The leader of Germany’s centre-right Christian Democratic Union (CDU) has rowed back from comments that his party was willing to cooperate with the far-right Alternative für Deutschland (AfD) at a local political level.
Friedrich Merz’s remarks triggered cries of protest from his own party and raised concerns about the firewall between German conservatives and the far right.
In an interview with the state broadcaster ZDF on Sunday, Merz categorically ruled out joining a coalition with the AfD at a national level but said such a taboo should not apply to local politics.
“Of course we are obliged to accept democratic votes,” Merz said. “And if the head of a district authority or a mayor is voted in who belongs to the AfD, then of course you find ways to continue to work in that town.”
German politicians from across the spectrum – including within Merz’s own camp – reacted with outrage, leading the CDU leader to backpedal.
“To clarify it once again, and I never said it differently: the CDU resolution is valid. There will be no CDU cooperation on the local level with the AfD,” Merz tweeted on Monday.
Fears however lingered that Merz could in future be open to breaching a fundamental taboo in Germany’s politics since the second world war.
The AfD won its first German district council in the eastern state of Thuringia last month, and secured its first mayoral post, in Saxony-Anhalt, at the start of July.
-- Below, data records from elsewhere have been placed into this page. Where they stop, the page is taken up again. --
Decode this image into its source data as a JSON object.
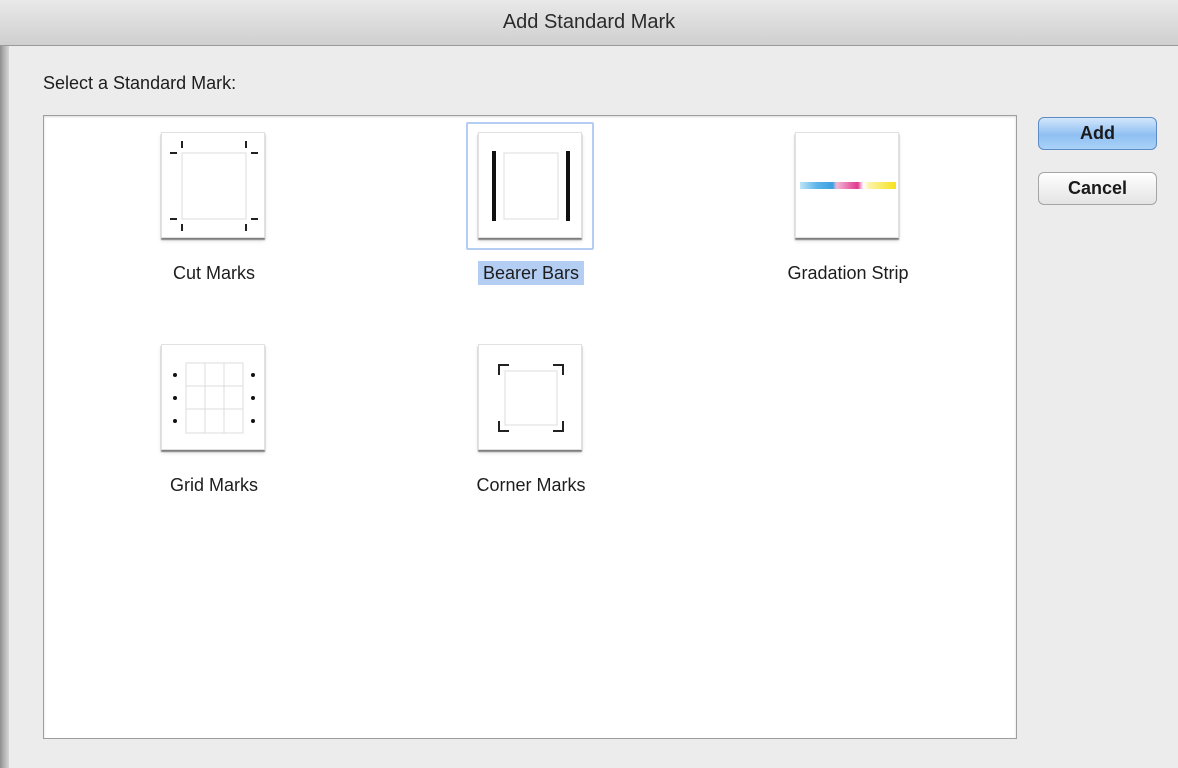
{
  "window": {
    "title": "Add Standard Mark"
  },
  "prompt": "Select a Standard Mark:",
  "marks": [
    {
      "label": "Cut Marks",
      "icon": "cut-marks-icon",
      "selected": false
    },
    {
      "label": "Bearer Bars",
      "icon": "bearer-bars-icon",
      "selected": true
    },
    {
      "label": "Gradation Strip",
      "icon": "gradation-strip-icon",
      "selected": false
    },
    {
      "label": "Grid Marks",
      "icon": "grid-marks-icon",
      "selected": false
    },
    {
      "label": "Corner Marks",
      "icon": "corner-marks-icon",
      "selected": false
    }
  ],
  "buttons": {
    "add": "Add",
    "cancel": "Cancel"
  },
  "colors": {
    "selection": "#b3cdf3",
    "default_button": "#8fbff2",
    "gradation": [
      "#5ab4e8",
      "#e0398f",
      "#f6e21a"
    ]
  }
}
Recent polls show the rightwing populist outfit at 20-22% of the vote, behind the CDU on 26-28% – both ahead of the three centre-left, green and liberal parties that form Germany’s government.
The CDU mayor of Berlin, Kai Wegner, strongly distanced himself from the party leader’s comments on Sunday evening. “What cooperation is there to be had?” Wegner said in a tweet. “The CDU cannot, does not want and won’t work with a party whose business model is hatred, division and exclusion.”
The MP Norbert Röttgen, who ran against Merz for the party leadership, warned on Sunday that the AfD “knowingly admits and invites extremist forces into the party” and called it unacceptable for the CDU to work with it “on any level”.
Across Europe, several conservative parties have in recent years retreated from a prohibitive stance on working with the far right. In Sweden, the nationalist Sweden Democrats function as a support party for the centre-right government, while Spain’s conservative Partido Popular has formed regional coalition governments with the far-right Vox, and could attempt to form a power-sharing pact after Sunday’s national vote.
In Germany, the firewall between the CDU and AfD was fiercely protected under the leadership of Angela Merkel. In 2020, her designated successor, Annegret Kramp-Karrenbauer, stepped down as party leader when she appeared to lack authority to stop Christian Democrat delegates in Thuringia from voting with the AfD to oust the state’s leftwing premier.
Sharing news of Merz’s earlier comments in a tweet, the co-leader of the AfD, Tino Chrupalla, appeared to hail them as the start of the end of the firewall stance that stopped the centre-right from cooperating or deliberately voting with the far right. “Together we will tear down this wall in the states and at federal level,” Chrupalla said.
Merz’s interview followed a series of comments that seemed to relax the CDU’s strict condemnation of the AfD, which was founded on an anti-euro ticket in 2013 but has progressively tacked harder right since. After the AfD’s district council triumph last month, Merz designated the governing Green party and not the far right as the CDU’s “main enemy”, and on Friday he described his own party as the “Alternative für Deutschland of substance”.